The region has set escalating records for daily deaths each of the last three days. As a result, L.A. county recorded its 10,000th death related to the virus on Wednesday.
California-at-large also reported an all-time high, with 432 Covid-related deaths, on Wednesday. That number represents a mind-numbing 617% daily increase in the past month. Over 14 days, announced Governor Gavin Newsom on Wednesday, “that’s 3,477 lives lost.”
Daily deaths in the United States eclipsed that mark in one day on both Wednesday and Thursday, when the count rose to 3,744. That’s more than 1,000 additional Americans dying each day than there were in early December.
L.A. County reported another 15,129 new cases on Wednesday, with 7,546 people hospitalized as the surge in deaths strained L.A.’s mortuaries.
“Many mortuaries across the county are filling up and they’re having trouble trying to make space,” said L.A. Director of Health Services Dr. Christina Ghaly on Wednesday. Ghaly oversees four county-run hospitals. “This is causing a backup of bodies at a variety of facilities across the entire county.” Ghaly said the county was “working with those facilities to try and come up with alternatives for storing those bodies.”
The HS director also said the L.A. County morgue, which she oversees, had “386 open spaces at the end of yesterday.” The issue, she said, was with “private hospitals who are experiencing issues with a backup of bodies due to mortuaries being over capacity.” The county medical examiner has taken charge of that capacity — or lack thereof.
Los Angeles County Public Health Director Barbara Ferrer offered a sense of how extreme the number of daily deaths were.
The 14-day average number of daily deaths from the virus, according to Ferrer, is about 150. That’s “about equal to the number of deaths from all other causes, which is about 170” each day, she said.
To emphasize the scale of the losses, Ferrer’s department on Thursday began posting small obits of Angelenos whose lives were taken by the virus. New obits were appearing every 10 minutes, the rate at which Covid-19 is killing L.A. residents. The posts began at 12:01 a.m. on the 31st and will end as the clock strikes 2021.

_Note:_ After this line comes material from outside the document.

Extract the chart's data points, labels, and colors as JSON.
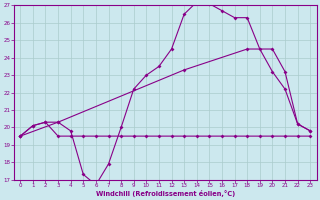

The kindergarten teacher at the local school. #Every10Minutes #LACounty
Please physically distance. Slow the spread. Save a life.

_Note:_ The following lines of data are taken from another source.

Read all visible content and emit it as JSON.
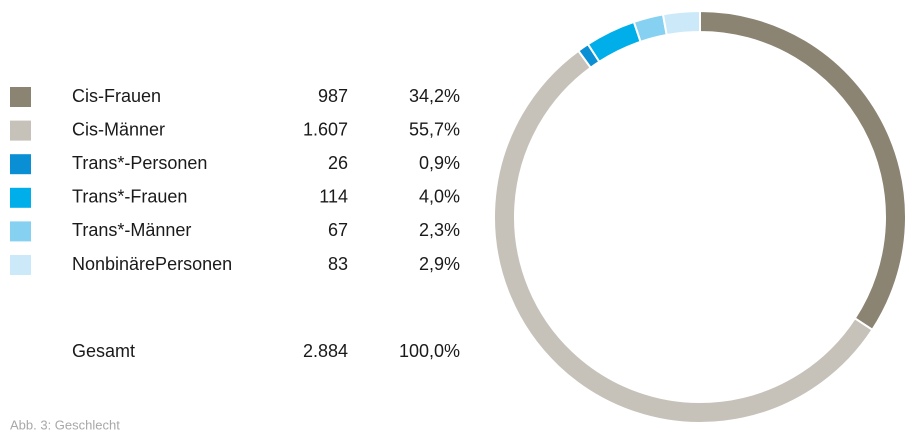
{
  "chart_data": {
    "type": "donut",
    "categories": [
      "Cis-Frauen",
      "Cis-Männer",
      "Trans*-Personen",
      "Trans*-Frauen",
      "Trans*-Männer",
      "NonbinärePersonen"
    ],
    "values": [
      987,
      1607,
      26,
      114,
      67,
      83
    ],
    "value_labels": [
      "987",
      "1.607",
      "26",
      "114",
      "67",
      "83"
    ],
    "shares": [
      34.2,
      55.7,
      0.9,
      4.0,
      2.3,
      2.9
    ],
    "share_labels": [
      "34,2%",
      "55,7%",
      "0,9%",
      "4,0%",
      "2,3%",
      "2,9%"
    ],
    "colors": [
      "#8c8473",
      "#c6c2b9",
      "#0a8ed4",
      "#00aee9",
      "#86d0f1",
      "#cbe9f8"
    ],
    "total_label": "Gesamt",
    "total": 2884,
    "total_value_label": "2.884",
    "total_share": 100,
    "total_share_label": "100,0%",
    "caption": "Abb. 3: Geschlecht"
  }
}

— LA Public Health (@lapublichealth) December 31, 2020
The percentage of Covid-infected patients who are now sent to the ICU rose from 20% last week to 26% on Wednesday. So it’s not just the virus that’s proving fatal, but also the nightmare scenario of Angelenos dying because they cannot get the appropriate care in packed ICUs.
“The impact of this current surge is overwhelming our hospitals and and it is increasing deaths,” warned Ferrer.
Given the amount of travel and intermingling that reportedly happened over the holidays, said Ferrer, “we need to be prepared for an increase on top of this increase.”
“We all need to be prepared for another surge that will start with even higher case numbers in early January,” Ferrer said. “Increasing cases always translates to more and more people being rushed to already overcrowded hospitals and tragically also results in more people continuing to die.”
And that’s without calculating the impact of SARS-CoV-2 VOC 202012/01, or more simply B.1.1.7. That’s the new variant of the virus that was first reported in the U.K. and has now made its way to California. The first instance of the variant in the region was identified on Wednesday in a 30-year-old San Diego man. B.1.1.7 is said to be 50-70% more infectious, though not more deadly.
But with L.A. hospitals overwhelmed, an increase in infections would eventually mean an increase in deaths as those who need treatment cannot get it.
City News Service contributed to this report.